How many integers between $10000$ and $99999$ (inclusive) are divisible by $3$ or $5$ or $7$ ?
My Try :
Total Integers between $10000$ and $99999$ are $89999$.
$\left\lfloor\frac{89999}{3}\right\rfloor+\left\lfloor\frac{89999}{5}\right\rfloor+\left\lfloor\frac{89999}{7}\right\rfloor$ – $\left\lfloor\frac{89999}{3\times5}\right\rfloor-\left\lfloor\frac{89999}{3\times7}\right\rfloor-\left\lfloor\frac{89999}{5\times7}\right\rfloor$ + $\left\lfloor\frac{89999}{3\times5\times7}\right\rfloor$ =
$48857$
I don't have an answer for this. Am I right here ?
Best Answer
The number of integers between $3$ and $4$ inclusive divisible by $3$ is not $\lfloor\frac{(4-3+1)}{3}\rfloor=\lfloor\frac{2}{3}\rfloor=0$ but is instead $\lfloor \frac{4}{3}\rfloor - \lfloor\frac{2}{3}\rfloor = 1$.

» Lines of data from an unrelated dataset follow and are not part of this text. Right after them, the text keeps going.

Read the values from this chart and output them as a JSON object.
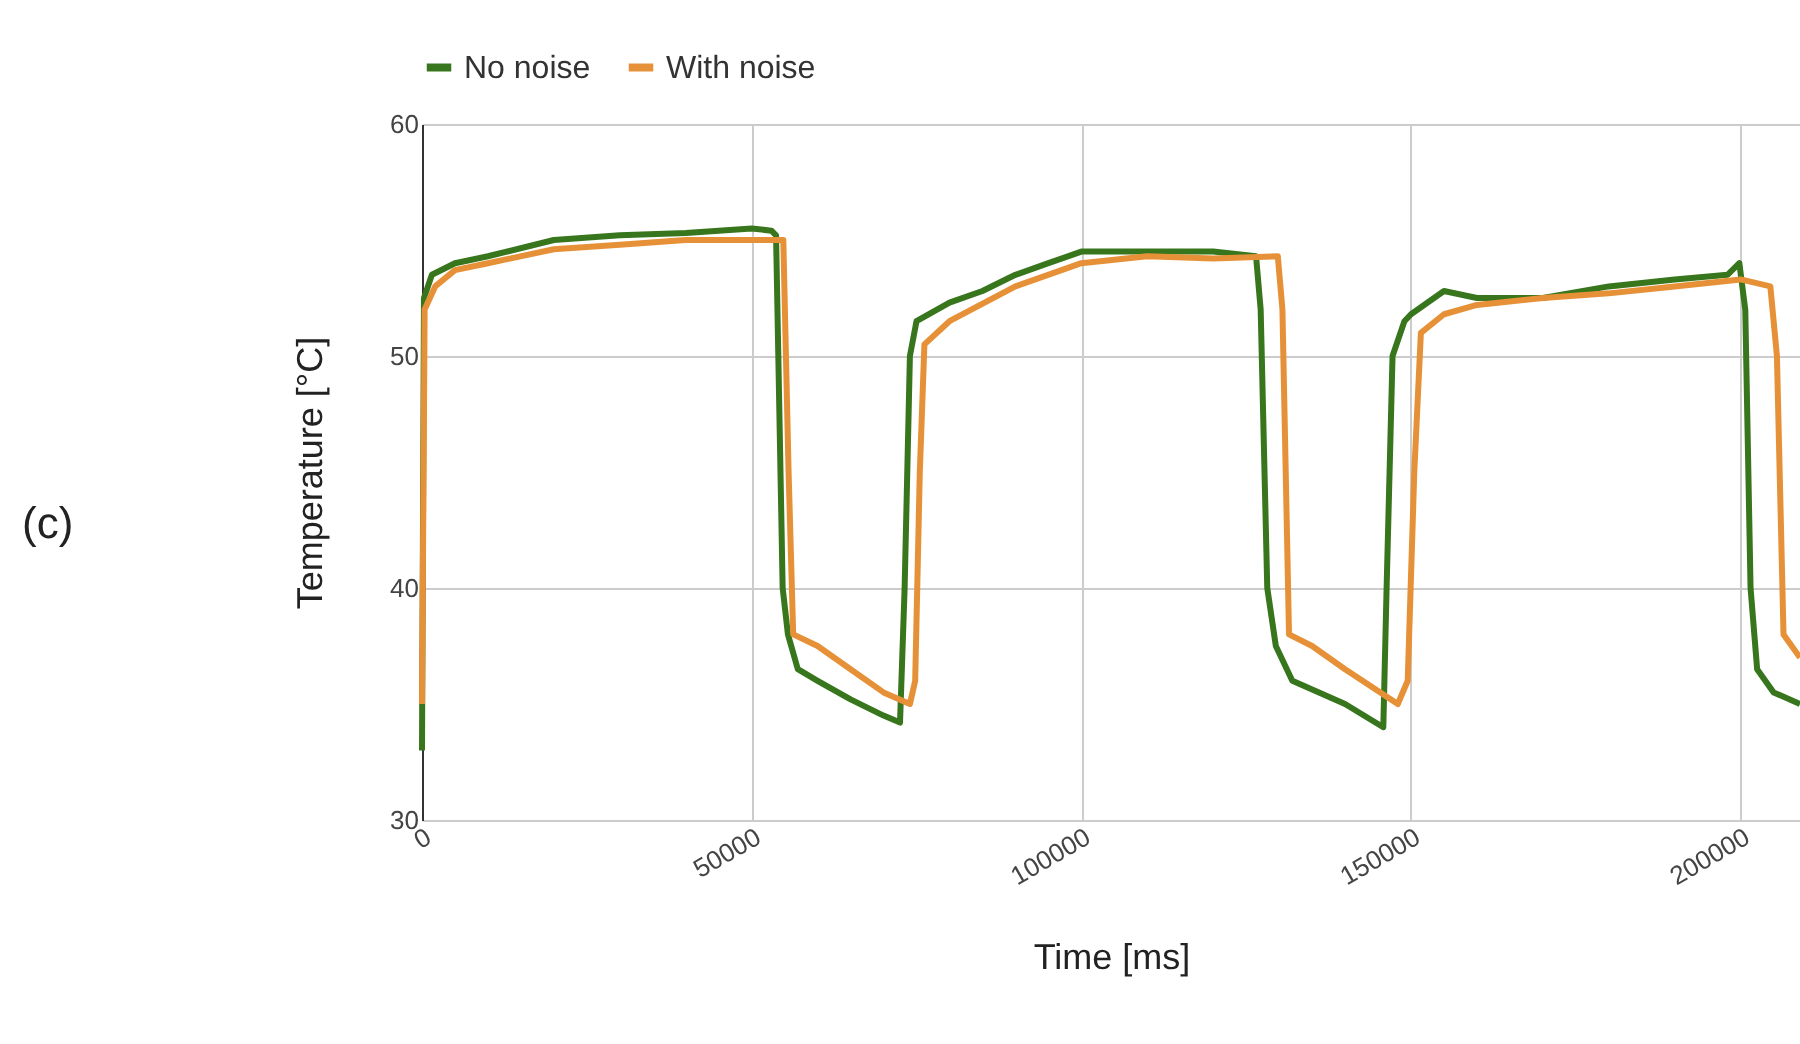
{
  "chart_data": {
    "type": "line",
    "xlabel": "Time [ms]",
    "ylabel": "Temperature [°C]",
    "annotations": [
      "(c)"
    ],
    "xlim": [
      0,
      209000
    ],
    "ylim": [
      30,
      60
    ],
    "xticks": [
      0,
      50000,
      100000,
      150000,
      200000
    ],
    "yticks": [
      30,
      40,
      50,
      60
    ],
    "grid": true,
    "legend": "top",
    "line_style": "solid",
    "marker": "none",
    "series": [
      {
        "name": "No noise",
        "color": "#38761d",
        "x": [
          0,
          300,
          1500,
          5000,
          10000,
          20000,
          30000,
          40000,
          50000,
          53000,
          53700,
          54700,
          55500,
          57000,
          60000,
          65000,
          70000,
          72500,
          73200,
          74000,
          75000,
          80000,
          85000,
          90000,
          95000,
          100000,
          110000,
          120000,
          126500,
          127200,
          128200,
          129500,
          132000,
          140000,
          145800,
          146300,
          147200,
          149000,
          150000,
          155000,
          160000,
          170000,
          180000,
          190000,
          198000,
          199800,
          200700,
          201500,
          202500,
          205000,
          209000
        ],
        "values": [
          33,
          52.5,
          53.5,
          54,
          54.3,
          55,
          55.2,
          55.3,
          55.5,
          55.4,
          55.2,
          40,
          38,
          36.5,
          36,
          35.2,
          34.5,
          34.2,
          40,
          50,
          51.5,
          52.3,
          52.8,
          53.5,
          54,
          54.5,
          54.5,
          54.5,
          54.3,
          52,
          40,
          37.5,
          36,
          35,
          34,
          40,
          50,
          51.5,
          51.8,
          52.8,
          52.5,
          52.5,
          53,
          53.3,
          53.5,
          54,
          52,
          40,
          36.5,
          35.5,
          35
        ]
      },
      {
        "name": "With noise",
        "color": "#e69138",
        "x": [
          0,
          400,
          2000,
          5000,
          10000,
          20000,
          30000,
          40000,
          50000,
          54800,
          55600,
          56300,
          60000,
          65000,
          70000,
          74000,
          74800,
          75500,
          76200,
          80000,
          90000,
          100000,
          110000,
          120000,
          129800,
          130500,
          131500,
          135000,
          140000,
          148000,
          149500,
          150500,
          151500,
          155000,
          160000,
          170000,
          180000,
          190000,
          200000,
          204500,
          205500,
          206500,
          209000
        ],
        "values": [
          35,
          52,
          53,
          53.7,
          54,
          54.6,
          54.8,
          55,
          55,
          55,
          45,
          38,
          37.5,
          36.5,
          35.5,
          35,
          36,
          45,
          50.5,
          51.5,
          53,
          54,
          54.3,
          54.2,
          54.3,
          52,
          38,
          37.5,
          36.5,
          35,
          36,
          45,
          51,
          51.8,
          52.2,
          52.5,
          52.7,
          53,
          53.3,
          53,
          50,
          38,
          37
        ]
      }
    ]
  }
}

In the same way, you should not be using $\lfloor \frac{90000}{7}\rfloor$ but instead you should be using $\lfloor\frac{99999}{7}\rfloor - \lfloor\frac{9999}{7}\rfloor$
That is to say, the number of numbers $n$ in the range $a\leq n\leq b$ which is divisible by $7$ are those numbers in the range $1\leq n\leq b$ divisible by seven which are not numbers in the range $1\leq n\leq a-1$ which are divisible by $7$.